Partagez un moment de plaisir musical grâce à Gilles Cantagrel : "Le problème est là tout entier : on ne sait rien pratiquement de la vie de Jean-Sébastien Bach, très peu d’anecdotes nous sont parvenues, mais il faut dire que nous disposons de l’essentiel puisque nous avons sa musique, d’où cette question que je ne cesse de me poser depuis des décennies : Musique, que me veux-tu ? Que va m’apprendre la musique sur l’homme ? Ensuite, je peux extrapoler, faire de la grammaire générative et poser la question essentielle, fondamentale : l’homme étant ce que sa musique décrit, quelle est cette fracture au fond de lui ?

Il est tout à fait étrange de parler d’angoisse et de doute lorsque l’on garde en mémoire le portrait officiel de Jean-Sébastien Bach vieillissant à Leipzig, engoncé dans son habit noir, le visage envahi par la couperose, nous tendant d’un air rogue un petit canon d’un air énigmatique, tel un rébus qu’il nous demanderait de déchiffrer…

Portrait de Jean-Sébastien Bach, 1748 par Elias Gottlaub Haussmann

C’est avant tout cette représentation du musicien alourdi par l’âge, entouré de toute sa progéniture créant des cantates et des concertos comme un bon vieux pommier donne des pommes, se levant le matin avec une bonne foi du charbonnier bien installée, complètement étrangère à tout doute métaphysique, qui nous vient à l’esprit à l’évocation du seul nom de Jean-Sébastien Bach…
Ceci est donc l’image véhiculée en grande partie par ce portrait officiel et que l’on s’est faite du personnage au cours des siècles, parce que sa musique semble affirmer une foi et une existence sereines, paisibles, robustes…
Et d’ailleurs, il suffirait pour s’en rendre compte, d’écouter cette affirmation de la foi « Je crois en un seul Dieu » qui est le début du Credo de sa Messe en si mineur.

Manuscrit de la première page du Credo

Mais il y a aussi dans cette même œuvre le « Et expecto » de la fin du Credo de cette même Messe en si mineur qui est un passage sombre, une sorte de tunnel sans issue ou de puits sans fond, qui nous plonge dans le noir total ; c’est le voyage de l’âme au bout de la nuit ; au début du Credo, nous avions une affirmation de foi et au moment où Bach écrit « j’attends la résurrection des morts » à la fin de ce même Credo, la terrible question se pose : ma foi ne reposerait-t-elle pas sur du sable ?

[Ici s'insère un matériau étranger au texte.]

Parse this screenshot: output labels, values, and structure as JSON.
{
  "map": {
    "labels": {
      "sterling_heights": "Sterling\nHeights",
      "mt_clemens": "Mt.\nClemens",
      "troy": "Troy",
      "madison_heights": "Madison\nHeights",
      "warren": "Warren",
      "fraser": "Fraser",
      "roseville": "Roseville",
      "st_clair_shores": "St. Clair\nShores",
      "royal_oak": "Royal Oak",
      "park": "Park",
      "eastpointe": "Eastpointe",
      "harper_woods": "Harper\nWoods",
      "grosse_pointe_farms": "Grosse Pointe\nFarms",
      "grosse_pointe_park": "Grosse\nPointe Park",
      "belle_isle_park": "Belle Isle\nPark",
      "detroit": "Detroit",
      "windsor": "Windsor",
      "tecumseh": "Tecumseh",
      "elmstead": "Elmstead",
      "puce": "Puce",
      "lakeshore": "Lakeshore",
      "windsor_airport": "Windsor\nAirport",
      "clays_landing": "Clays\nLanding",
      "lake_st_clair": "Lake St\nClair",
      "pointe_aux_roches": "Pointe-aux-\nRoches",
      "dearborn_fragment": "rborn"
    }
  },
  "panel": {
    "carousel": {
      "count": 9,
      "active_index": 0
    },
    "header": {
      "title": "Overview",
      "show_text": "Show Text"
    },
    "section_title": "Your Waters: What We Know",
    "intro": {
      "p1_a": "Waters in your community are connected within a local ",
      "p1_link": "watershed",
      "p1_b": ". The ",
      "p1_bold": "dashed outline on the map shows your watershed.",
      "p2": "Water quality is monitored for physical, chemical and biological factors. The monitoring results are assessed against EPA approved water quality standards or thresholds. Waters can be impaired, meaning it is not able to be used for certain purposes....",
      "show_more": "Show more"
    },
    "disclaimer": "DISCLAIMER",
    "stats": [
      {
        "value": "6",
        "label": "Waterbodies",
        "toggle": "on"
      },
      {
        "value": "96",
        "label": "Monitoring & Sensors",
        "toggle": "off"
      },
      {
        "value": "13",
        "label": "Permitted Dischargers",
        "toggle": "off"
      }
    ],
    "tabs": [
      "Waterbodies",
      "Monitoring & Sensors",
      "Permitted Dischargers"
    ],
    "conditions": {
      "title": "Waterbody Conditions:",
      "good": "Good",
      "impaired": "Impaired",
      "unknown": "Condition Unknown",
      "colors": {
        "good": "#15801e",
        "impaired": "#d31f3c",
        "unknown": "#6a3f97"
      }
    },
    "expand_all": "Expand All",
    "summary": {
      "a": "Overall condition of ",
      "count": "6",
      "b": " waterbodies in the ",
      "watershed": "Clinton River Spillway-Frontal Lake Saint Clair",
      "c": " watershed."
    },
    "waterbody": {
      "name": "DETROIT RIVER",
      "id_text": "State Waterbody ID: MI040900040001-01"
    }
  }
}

La « Maison Bach », musée consacré au compositeur dans sa ville natale d’Eisenach

Je pense que la première rupture psychique que l’on peut détecter chez Jean-Sébastien Bach fut causée par la mort de sa mère. Le jeune Bach vit ce drame à l’âge de 9 ans ; il est le petit dernier de la famille, les frères et sœurs aînés sont déjà partis, il ne reste que deux frères au foyer. Il voit sa mère mourir sous ses yeux…
Son père se remarie, c’était la triste réalité de l’époque, il fallait assurer la survie de l’espèce, mais ce dernier va mourir à son tour moins d’un an après la mort de son épouse !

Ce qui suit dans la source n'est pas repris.